ROME (Reuters) - President Giorgio Napolitano expressed deep concern about the viability of Italy’s government on Wednesday as Prime Minister Silvio Berlusconi scrambled to quell an internal rebellion by calling a confidence vote.
Napolitano talked of “acute tensions and uncertainties” in the center-right coalition and commentators said there was a growing possibility of elections next spring, a year ahead of schedule.
In an unusually blunt statement, the president asked if the Berlusconi government still had the necessary unity to pass urgent measures for the country and demanded that Berlusconi offer “a credible response” to the nation.
Berlusconi will address parliament on Thursday and ask for a vote of confidence, Fabrizio Cicchitto, leader of center-right parliamentarians in the lower house, said.
The vote will likely be held on Friday after a parliamentary debate. Berlusconi would have to resign if he loses.
Napolitano’s statement was a clear reference to repeatedly delayed measures to boost Italy’s chronically slow economic growth, and continuing squabbles over an austerity package — passed under pressure from the European Central Bank — to balance the budget by 2013.
Berlusconi decided to address parliament after the coalition — racked by internal dissent — suffered a major embarrassment when it failed to pass a key budget provision on Tuesday.
Berlusconi has insisted that failure to approve the balance sheet for last year’s state spending by one vote was just an “accident” caused by the absence of several coalition members from the chamber.
But political analysts said some of those who did not vote, including Economy Minister Giulio Tremonti who is constantly at loggerheads with Berlusconi, stayed away intentionally to send a message about the deep malaise within the coalition.
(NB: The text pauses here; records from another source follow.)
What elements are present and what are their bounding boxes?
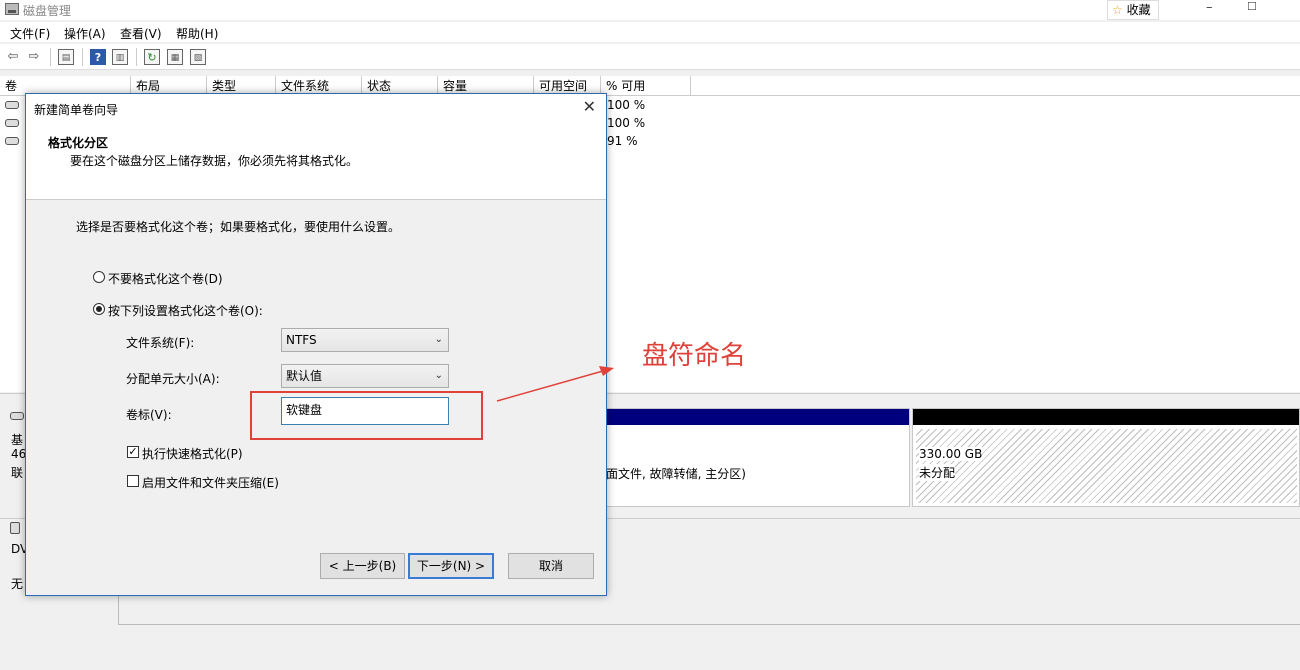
volume-disk-icon (5, 137, 19, 145)
wizard-title: 新建简单卷向导 (34, 103, 119, 117)
restore-button[interactable]: ☐ (1247, 0, 1257, 20)
radio-no-format-label[interactable]: 不要格式化这个卷(D) (108, 270, 223, 287)
help-icon[interactable]: ? (90, 49, 106, 65)
disk1-bottom-line (118, 624, 1300, 625)
cancel-button[interactable]: 取消 (508, 553, 594, 579)
disk0-label-type: 基 (11, 433, 24, 447)
filesystem-label: 文件系统(F): (126, 336, 195, 350)
filesystem-value: NTFS (286, 333, 317, 347)
console-tree-icon[interactable]: ▥ (112, 49, 128, 65)
radio-no-format[interactable] (93, 271, 105, 283)
column-percent-free[interactable]: % 可用 (601, 76, 691, 96)
annotation-highlight-box (250, 391, 483, 440)
menu-action[interactable]: 操作(A) (64, 25, 106, 42)
star-icon: ☆ (1112, 3, 1123, 17)
allocation-unit-label: 分配单元大小(A): (126, 372, 220, 386)
new-simple-volume-wizard: 新建简单卷向导 ✕ 格式化分区 要在这个磁盘分区上储存数据，你必须先将其格式化。… (25, 93, 607, 596)
unallocated-bar (913, 409, 1299, 425)
quick-format-label[interactable]: 执行快速格式化(P) (142, 445, 243, 462)
toolbar-divider (82, 48, 83, 66)
properties-icon[interactable]: ▤ (58, 49, 74, 65)
toolbar: ⇦ ⇨ ▤ ? ▥ ↻ ▦ ▧ (0, 44, 1300, 70)
title-bar: 磁盘管理 ☆ 收藏 – ☐ (0, 0, 1300, 20)
chevron-down-icon: ⌄ (434, 334, 443, 345)
volume-disk-icon (5, 101, 19, 109)
primary-partition-bar (606, 409, 909, 425)
settings-icon[interactable]: ▧ (190, 49, 206, 65)
disk1-label-media: 无 (11, 577, 24, 591)
wizard-heading: 格式化分区 (48, 136, 109, 150)
menu-bar: 文件(F) 操作(A) 查看(V) 帮助(H) (0, 22, 1300, 42)
refresh-icon[interactable]: ↻ (144, 49, 160, 65)
unallocated-status: 未分配 (919, 464, 956, 481)
primary-partition[interactable]: 面文件, 故障转储, 主分区) (605, 408, 910, 507)
forward-arrow-icon[interactable]: ⇨ (26, 49, 42, 65)
toolbar-divider (136, 48, 137, 66)
partition-description: 面文件, 故障转储, 主分区) (606, 467, 746, 481)
favorite-button[interactable]: ☆ 收藏 (1107, 0, 1159, 20)
percent-free-cell: 100 % (607, 116, 646, 130)
favorite-label: 收藏 (1126, 3, 1151, 17)
next-button[interactable]: 下一步(N) > (408, 553, 494, 579)
toolbar-divider (50, 48, 51, 66)
allocation-unit-value: 默认值 (286, 369, 323, 383)
menu-file[interactable]: 文件(F) (10, 25, 50, 42)
wizard-header: 新建简单卷向导 ✕ 格式化分区 要在这个磁盘分区上储存数据，你必须先将其格式化。 (26, 94, 606, 200)
minimize-button[interactable]: – (1206, 0, 1213, 20)
compression-checkbox[interactable] (127, 475, 139, 487)
percent-free-cell: 100 % (607, 98, 646, 112)
disk-management-icon (5, 3, 19, 15)
quick-format-checkbox[interactable]: ✓ (127, 446, 139, 458)
menu-view[interactable]: 查看(V) (120, 25, 162, 42)
close-icon[interactable]: ✕ (583, 97, 596, 116)
wizard-subheading: 要在这个磁盘分区上储存数据，你必须先将其格式化。 (70, 154, 359, 168)
chevron-down-icon: ⌄ (434, 370, 443, 381)
filesystem-select[interactable]: NTFS ⌄ (281, 328, 449, 352)
volume-disk-icon (5, 119, 19, 127)
wizard-prompt: 选择是否要格式化这个卷；如果要格式化，要使用什么设置。 (76, 220, 401, 234)
volume-label-label: 卷标(V): (126, 408, 172, 422)
percent-free-cell: 91 % (607, 134, 638, 148)
disk0-label-size: 46 (11, 447, 27, 461)
radio-format-label[interactable]: 按下列设置格式化这个卷(O): (108, 302, 263, 319)
unallocated-hatch (916, 429, 1297, 503)
window-title: 磁盘管理 (23, 4, 72, 18)
annotation-text: 盘符命名 (642, 341, 747, 371)
rescan-icon[interactable]: ▦ (167, 49, 183, 65)
unallocated-partition[interactable]: 330.00 GB 未分配 (912, 408, 1300, 507)
compression-label[interactable]: 启用文件和文件夹压缩(E) (142, 474, 279, 491)
radio-format[interactable] (93, 303, 105, 315)
menu-help[interactable]: 帮助(H) (176, 25, 218, 42)
back-button[interactable]: < 上一步(B) (320, 553, 405, 579)
unallocated-size: 330.00 GB (919, 447, 983, 461)
disk0-icon (10, 412, 24, 420)
allocation-unit-select[interactable]: 默认值 ⌄ (281, 364, 449, 388)
disk0-label-status: 联 (11, 466, 24, 480)
dvd-drive-icon (10, 522, 20, 534)
back-arrow-icon[interactable]: ⇦ (5, 49, 21, 65)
Analysts said the government was unlikely to fall immediately but its ability to take action, at a time when the economy is under huge pressure from the markets, would be constantly hampered by internal disputes — the reason for Napolitano’s concern.
Yields on Italian government bonds are dangerously high considering its massive public debt, because of investors’ lack of confidence that Berlusconi’s government can take decisive action.
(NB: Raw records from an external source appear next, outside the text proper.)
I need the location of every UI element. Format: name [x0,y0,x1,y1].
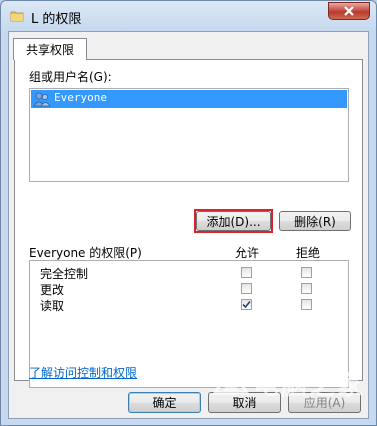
permissions-dialog: L 的权限 共享权限 组或用户名(G): Everyone 添加(D)... 删… [0,0,377,426]
tab-panel: 组或用户名(G): Everyone 添加(D)... 删除(R) Everyo… [14,59,363,388]
ok-button[interactable]: 确定 [128,392,201,413]
deny-checkbox[interactable] [301,299,312,310]
folder-icon [10,11,24,22]
tab-share-permissions[interactable]: 共享权限 [13,38,87,60]
remove-button[interactable]: 删除(R) [279,211,351,231]
window-title: L 的权限 [31,12,82,27]
watermark-text: 电脑之家 [253,371,366,401]
permission-row-read: 读取 [30,297,348,313]
allow-checkbox[interactable] [241,267,252,278]
user-name: Everyone [54,91,107,104]
deny-checkbox[interactable] [301,267,312,278]
watermark: 电脑之家 [213,345,373,425]
list-item-everyone[interactable]: Everyone [31,90,347,108]
permissions-title: Everyone 的权限(P) [29,246,142,260]
permission-row-full-control: 完全控制 [30,265,348,281]
allow-header: 允许 [235,246,260,260]
learn-access-control-link[interactable]: 了解访问控制和权限 [29,364,137,381]
users-group-icon [33,92,51,107]
allow-checkbox[interactable] [241,283,252,294]
allow-checkbox[interactable] [241,299,252,310]
permission-row-change: 更改 [30,281,348,297]
title-bar[interactable]: L 的权限 [1,1,376,31]
permission-name: 完全控制 [40,267,89,281]
watermark-logo-icon [213,365,249,395]
deny-header: 拒绝 [296,246,321,260]
user-list[interactable]: Everyone [29,88,349,182]
permission-name: 读取 [40,299,65,313]
add-button[interactable]: 添加(D)... [196,211,271,231]
checkmark-icon [242,301,251,309]
close-button[interactable] [328,2,370,20]
group-users-label: 组或用户名(G): [29,70,112,84]
close-icon [344,6,354,16]
deny-checkbox[interactable] [301,283,312,294]
permission-name: 更改 [40,283,65,297]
“We could have a government crisis at any time and even head toward early elections,” said Massimo Franco, political commentator for the respected Corriere della Sera newspaper.
After the government failed to pass the measure, the opposition called for Berlusconi to resign, saying the loss meant he no longer had a viable working majority.
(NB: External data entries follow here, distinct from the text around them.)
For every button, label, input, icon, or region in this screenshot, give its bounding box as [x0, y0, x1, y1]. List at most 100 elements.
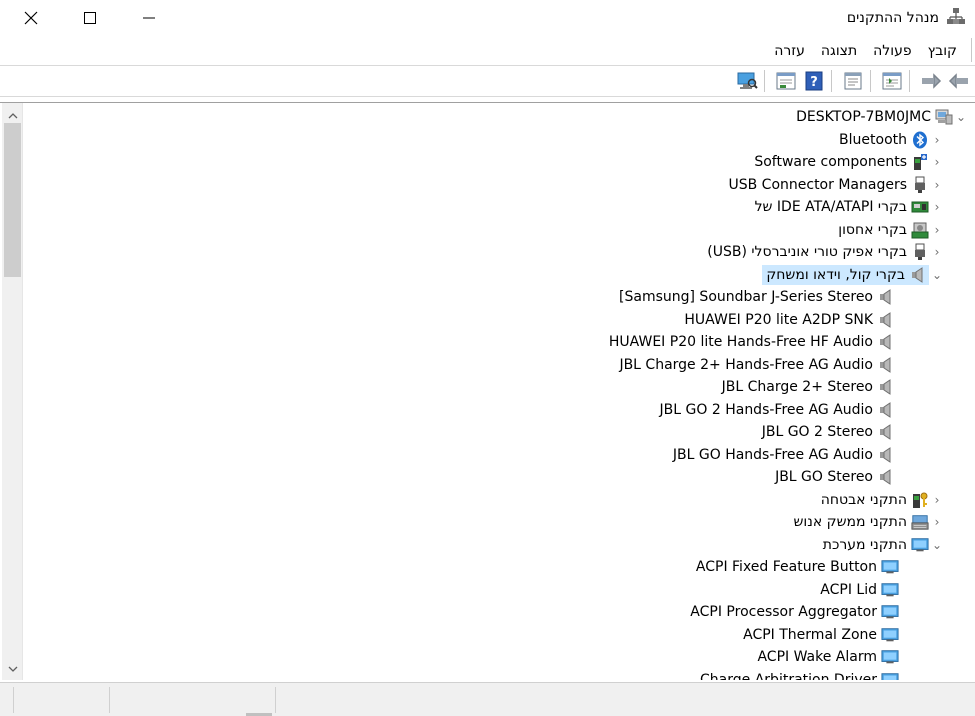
- tree-device-item[interactable]: ACPI Wake Alarm: [757, 646, 899, 668]
- tree-device-item[interactable]: JBL GO 2 Stereo: [762, 421, 895, 443]
- status-pane: [0, 687, 14, 713]
- menu-action[interactable]: פעולה: [865, 43, 919, 59]
- selected-item-highlight: בקרי קול, וידאו ומשחק: [762, 265, 929, 285]
- chevron-right-icon[interactable]: ›: [929, 129, 945, 151]
- scroll-thumb[interactable]: [4, 123, 21, 277]
- tree-category-usb-connector-managers[interactable]: › USB Connector Managers: [728, 174, 945, 196]
- tree-category-security-devices[interactable]: › התקני אבטחה: [821, 489, 945, 511]
- scan-hardware-icon: [737, 72, 758, 89]
- category-label: בקרי אחסון: [838, 222, 907, 238]
- title-bar: מנהל ההתקנים: [0, 0, 975, 36]
- toolbar-separator: [909, 70, 910, 92]
- device-label: [Samsung] Soundbar J-Series Stereo: [619, 289, 873, 305]
- show-hide-button[interactable]: [880, 69, 904, 93]
- chevron-down-icon[interactable]: ⌄: [929, 264, 945, 286]
- device-label: HUAWEI P20 lite Hands-Free HF Audio: [608, 334, 873, 350]
- system-device-icon: [881, 603, 899, 621]
- tree-category-sound-video-game[interactable]: ⌄ בקרי קול, וידאו ומשחק: [762, 264, 945, 286]
- forward-button[interactable]: [919, 69, 943, 93]
- chevron-right-icon[interactable]: ›: [929, 241, 945, 263]
- chevron-up-icon: [8, 112, 17, 118]
- system-device-icon: [881, 648, 899, 666]
- speaker-icon: [877, 446, 895, 464]
- tree-device-item[interactable]: ACPI Lid: [820, 579, 899, 601]
- speaker-icon: [877, 423, 895, 441]
- window-title: מנהל ההתקנים: [846, 10, 939, 26]
- tree-device-item[interactable]: Charge Arbitration Driver: [700, 669, 899, 680]
- tree-device-item[interactable]: ACPI Fixed Feature Button: [696, 556, 899, 578]
- svg-text:?: ?: [810, 75, 818, 90]
- chevron-down-icon[interactable]: ⌄: [929, 534, 945, 556]
- device-label: ACPI Wake Alarm: [757, 649, 877, 665]
- tree-device-item[interactable]: JBL GO Stereo: [775, 466, 895, 488]
- tree-category-storage-controllers[interactable]: › בקרי אחסון: [838, 219, 945, 241]
- chevron-right-icon[interactable]: ›: [929, 174, 945, 196]
- vertical-scrollbar[interactable]: [2, 103, 23, 680]
- menu-bar: קובץ פעולה תצוגה עזרה: [0, 38, 975, 64]
- maximize-button[interactable]: [61, 0, 119, 36]
- close-button[interactable]: [2, 0, 60, 36]
- tree-root[interactable]: ⌄ DESKTOP-7BM0JMC: [796, 106, 969, 128]
- tree-device-item[interactable]: JBL Charge 2+ Hands-Free AG Audio: [619, 354, 895, 376]
- software-component-icon: [911, 153, 929, 171]
- category-label: התקני ממשק אנוש: [793, 514, 907, 530]
- category-label: התקני אבטחה: [820, 492, 907, 508]
- tree-device-item[interactable]: ACPI Thermal Zone: [743, 624, 899, 646]
- device-label: JBL Charge 2+ Stereo: [721, 379, 873, 395]
- minimize-button[interactable]: [120, 0, 178, 36]
- show-hide-icon: [882, 72, 902, 90]
- properties-button[interactable]: [841, 69, 865, 93]
- device-label: JBL GO Hands-Free AG Audio: [672, 447, 873, 463]
- speaker-icon: [877, 311, 895, 329]
- tree-category-hid[interactable]: › התקני ממשק אנוש: [794, 511, 945, 533]
- device-tree[interactable]: ⌄ DESKTOP-7BM0JMC › Bluetooth › Software…: [0, 102, 975, 680]
- tree-category-usb-controllers[interactable]: › בקרי אפיק טורי אוניברסלי (USB): [707, 241, 945, 263]
- minimize-icon: [143, 17, 155, 19]
- scroll-up-button[interactable]: [2, 105, 23, 125]
- tree-device-item[interactable]: HUAWEI P20 lite A2DP SNK: [684, 309, 895, 331]
- scroll-down-button[interactable]: [2, 659, 23, 679]
- tree-device-item[interactable]: HUAWEI P20 lite Hands-Free HF Audio: [609, 331, 895, 353]
- chevron-right-icon[interactable]: ›: [929, 151, 945, 173]
- category-label: התקני מערכת: [822, 537, 907, 553]
- menu-file[interactable]: קובץ: [920, 43, 965, 59]
- tree-device-item[interactable]: JBL GO Hands-Free AG Audio: [673, 444, 895, 466]
- chevron-down-icon[interactable]: ⌄: [953, 106, 969, 128]
- category-label: בקרי קול, וידאו ומשחק: [766, 267, 905, 283]
- chevron-right-icon[interactable]: ›: [929, 196, 945, 218]
- help-button[interactable]: ?: [802, 69, 826, 93]
- tree-device-item[interactable]: [Samsung] Soundbar J-Series Stereo: [619, 286, 895, 308]
- chevron-right-icon[interactable]: ›: [929, 219, 945, 241]
- title-area: מנהל ההתקנים: [847, 6, 965, 30]
- device-label: JBL GO 2 Stereo: [761, 424, 873, 440]
- category-label: בקרי IDE ATA/ATAPI של: [754, 199, 907, 215]
- tree-device-item[interactable]: JBL GO 2 Hands-Free AG Audio: [660, 399, 895, 421]
- menu-view[interactable]: תצוגה: [813, 43, 865, 59]
- help-icon: ?: [805, 71, 823, 91]
- update-driver-button[interactable]: [774, 69, 798, 93]
- device-label: ACPI Thermal Zone: [743, 627, 877, 643]
- toolbar-separator: [831, 70, 832, 92]
- tree-category-ide-ata-atapi[interactable]: › בקרי IDE ATA/ATAPI של: [755, 196, 945, 218]
- menu-divider: [971, 38, 972, 62]
- tree-category-software-components[interactable]: › Software components: [754, 151, 945, 173]
- chevron-right-icon[interactable]: ›: [929, 511, 945, 533]
- tree-category-system-devices[interactable]: ⌄ התקני מערכת: [823, 534, 945, 556]
- maximize-icon: [84, 12, 96, 24]
- scan-hardware-button[interactable]: [735, 69, 759, 93]
- back-button[interactable]: [947, 69, 971, 93]
- tree-device-item[interactable]: JBL Charge 2+ Stereo: [722, 376, 895, 398]
- bluetooth-icon: [911, 131, 929, 149]
- category-label: Bluetooth: [839, 132, 907, 148]
- system-device-icon: [881, 581, 899, 599]
- tree-category-bluetooth[interactable]: › Bluetooth: [839, 129, 945, 151]
- app-icon: [947, 7, 965, 29]
- device-label: ACPI Processor Aggregator: [690, 604, 877, 620]
- system-device-icon: [881, 626, 899, 644]
- chevron-right-icon[interactable]: ›: [929, 489, 945, 511]
- system-device-icon: [881, 671, 899, 680]
- menu-help[interactable]: עזרה: [766, 43, 813, 59]
- hid-icon: [911, 513, 929, 531]
- speaker-icon: [877, 378, 895, 396]
- tree-device-item[interactable]: ACPI Processor Aggregator: [690, 601, 899, 623]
Lower house speaker Gianfranco Fini, who broke with Berlusconi last year, said the loss of the vote was “unprecedented” because the government is constitutionally obliged to approve what is considered a routine measure.
Apart from Tremonti, several other senior coalition members were absent, including Berlusconi’s key ally, Northern League party leader Umberto Bossi.
So far, Berlusconi’s majority in parliament has held up in repeated confidence votes but there has been mounting press speculation of a revolt within his PDL party.
The 75-year-old prime minister is facing internal challenges from a number of center-right ministers who are unhappy with the way he is running the coalition and the damage his personal and judicial woes have done to Italy’s reputation.
After Tuesday’s loss, the opposition called on Berlusconi to face the fact that he no longer had a workable majority and step down.
“This government has no program left, it has no coalition, it has no objectives except to guarantee itself power,” said Massimo Donadi, head of parliamentarians in the opposition Italy of Values party.
Berlusconi has come under mounting attacks as the financial crisis and growing divisions in his center-right coalition fuel speculation that his government will collapse before the end of its term in 2013.
Ratings agency Fitch last week cut Italy’s credit rating by one notch with a negative outlook, following a downgrade by Moody’s and Standard and Poor’s, underlining market concern over the stability of its public finances and its chronically weak growth.
A 60-billion-euro austerity package to balance the budget by 2013 was passed last month only after weeks of hesitation and delay, while the timetable for a decree to pass economic reforms and approve the sale of state assets has slipped to October 20.